Avrupa Birliği’nin (AB) gıda katkı maddelerine ilişkin spesifikasyonlarında yapılan son güncellemeler, Türkiye’nin mevzuatında paralel ayarlamalara yol açmıştır. Tarım ve Orman Bakanlığı tarafından formüle edilen Türk Gıda Kodeksi Gıda Katkı Maddelerinin Spesifikasyonları Hakkında Yönetmelikte Değişiklik Yapılmasına Dair Yönetmelik Resmi Gazete’de yayımlanarak yürürlüğe girdi.

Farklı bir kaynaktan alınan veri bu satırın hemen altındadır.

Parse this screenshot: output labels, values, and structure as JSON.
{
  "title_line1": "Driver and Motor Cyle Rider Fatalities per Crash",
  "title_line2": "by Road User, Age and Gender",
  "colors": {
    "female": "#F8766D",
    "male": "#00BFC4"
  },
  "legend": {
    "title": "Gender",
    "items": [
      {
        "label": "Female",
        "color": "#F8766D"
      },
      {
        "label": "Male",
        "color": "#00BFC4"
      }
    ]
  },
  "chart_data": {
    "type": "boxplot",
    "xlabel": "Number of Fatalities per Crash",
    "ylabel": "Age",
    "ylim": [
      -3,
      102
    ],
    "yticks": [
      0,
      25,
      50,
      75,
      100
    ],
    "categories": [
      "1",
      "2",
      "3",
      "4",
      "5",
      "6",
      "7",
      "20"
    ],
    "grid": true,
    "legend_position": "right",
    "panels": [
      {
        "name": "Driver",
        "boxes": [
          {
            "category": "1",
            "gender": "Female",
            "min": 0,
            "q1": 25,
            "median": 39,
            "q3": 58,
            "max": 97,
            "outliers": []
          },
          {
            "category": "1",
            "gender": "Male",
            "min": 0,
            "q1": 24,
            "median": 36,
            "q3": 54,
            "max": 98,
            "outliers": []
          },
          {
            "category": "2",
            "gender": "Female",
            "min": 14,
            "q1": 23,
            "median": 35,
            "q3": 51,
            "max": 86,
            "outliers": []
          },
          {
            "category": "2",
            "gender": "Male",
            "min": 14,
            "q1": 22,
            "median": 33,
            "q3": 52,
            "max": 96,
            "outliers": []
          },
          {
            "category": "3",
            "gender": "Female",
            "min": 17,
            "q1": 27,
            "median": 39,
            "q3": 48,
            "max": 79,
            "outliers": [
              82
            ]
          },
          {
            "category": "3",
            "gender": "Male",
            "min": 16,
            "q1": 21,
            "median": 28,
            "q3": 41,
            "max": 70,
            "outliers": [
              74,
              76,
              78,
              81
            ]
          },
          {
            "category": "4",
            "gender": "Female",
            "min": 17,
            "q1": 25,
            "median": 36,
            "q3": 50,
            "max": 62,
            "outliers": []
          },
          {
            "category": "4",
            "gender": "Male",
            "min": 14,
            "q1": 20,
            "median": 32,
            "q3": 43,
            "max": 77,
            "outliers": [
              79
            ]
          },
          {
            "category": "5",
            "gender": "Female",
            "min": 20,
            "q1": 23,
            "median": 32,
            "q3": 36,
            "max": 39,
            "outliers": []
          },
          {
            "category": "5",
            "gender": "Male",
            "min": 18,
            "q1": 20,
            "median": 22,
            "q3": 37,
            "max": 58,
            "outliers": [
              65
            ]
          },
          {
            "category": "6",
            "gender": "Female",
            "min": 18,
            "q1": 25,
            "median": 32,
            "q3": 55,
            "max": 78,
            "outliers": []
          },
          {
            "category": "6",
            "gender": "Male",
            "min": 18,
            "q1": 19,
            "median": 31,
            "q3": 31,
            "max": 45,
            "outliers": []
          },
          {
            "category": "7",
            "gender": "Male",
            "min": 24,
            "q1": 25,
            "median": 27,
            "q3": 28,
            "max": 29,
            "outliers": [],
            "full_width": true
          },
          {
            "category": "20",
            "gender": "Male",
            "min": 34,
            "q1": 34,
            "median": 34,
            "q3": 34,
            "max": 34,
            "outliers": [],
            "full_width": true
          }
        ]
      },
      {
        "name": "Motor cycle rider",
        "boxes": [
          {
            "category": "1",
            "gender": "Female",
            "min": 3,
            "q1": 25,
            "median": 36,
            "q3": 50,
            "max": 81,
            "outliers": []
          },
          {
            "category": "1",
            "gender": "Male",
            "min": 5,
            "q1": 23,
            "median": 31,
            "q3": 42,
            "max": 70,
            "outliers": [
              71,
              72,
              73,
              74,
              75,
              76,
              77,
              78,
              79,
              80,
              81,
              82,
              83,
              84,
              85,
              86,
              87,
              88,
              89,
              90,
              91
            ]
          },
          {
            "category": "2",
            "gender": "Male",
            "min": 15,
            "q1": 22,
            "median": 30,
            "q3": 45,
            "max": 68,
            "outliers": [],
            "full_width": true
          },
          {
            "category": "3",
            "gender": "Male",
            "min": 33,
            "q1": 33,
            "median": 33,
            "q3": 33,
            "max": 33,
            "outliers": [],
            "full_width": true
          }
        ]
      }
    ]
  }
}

Bu yönetmelik kapsamında, AB düzenlemelerinde yapılan değişiklikler Türkiye mevzuatına sorunsuz bir şekilde entegre edilmiştir. Bu entegrasyon öncelikle “E 422 Gliserol”, “E 475 Yağ Asitlerinin Poligliserol Esterleri ve E 476 Poligliserol Polirisinoleat” ve “E 471 Yağ Asitlerinin Mono- ve Digliseritleri” gibi gıda katkı maddelerinin özelliklerine odaklanmaktadır.
Bu değişikliklerle, kabul edilebilir toksik element seviyeleri düşürülmüş ve belirli safsızlıklar için maksimum sınırlar belirlenmiştir. Ayrıca, erusik asit içeriği için maksimum limitler tanımlanmış ve arsenik, kurşun, cıva ve kadmiyum için yeni maksimum limitler getirilmiştir.
Değişiklikler, tüketicilerin, özellikle bebeklerin ve küçük çocukların sağlığını korumaya odaklanarak, özellikle gıda güvenliğinin artırılmasını hedefliyor. “3-monokloropropan-1,2-diol (3-MCPD)”, “3-MCPD yağ asidi esterleri” ve “glisidil yağ asidi esterleri (glisidol olarak da bilinir)” için alt sınırlar belirlenmiştir. Bu düzenleyici düzenlemeler, gıda güvenliği standartlarını yükseltmeyi ve tüketici sağlığını korumayı amaçlamaktadır.
Yönetmelik, toksik elementlerin varlığını azaltmak ve kabul edilebilir seviyelere düşmelerini sağlamak için önlemler getirmektedir. Bu, arsenik, kurşun, cıva ve kadmiyum gibi maddeler üzerinde sıkı bir kontrol yapılmasını ve Türkiye’nin standartlarının en son AB direktifleriyle uyumlu hale getirilmesini içerir.
Türkiye’nin gıda katkı maddesi spesifikasyonlarının AB’nin gelişen standartlarıyla uyumlu hale getirilmesi, sıkı gıda güvenliği önlemlerine uyma taahhüdünün altını çizmektedir. Toksik elementleri ve safsızlıkları azaltmak için tasarlanan bu değişiklikler, tüketicilerin refahını sağlamaya ve gıda tedarik zincirinin bütünlüğünü güçlendirmeye yönelik önemli bir adımdır.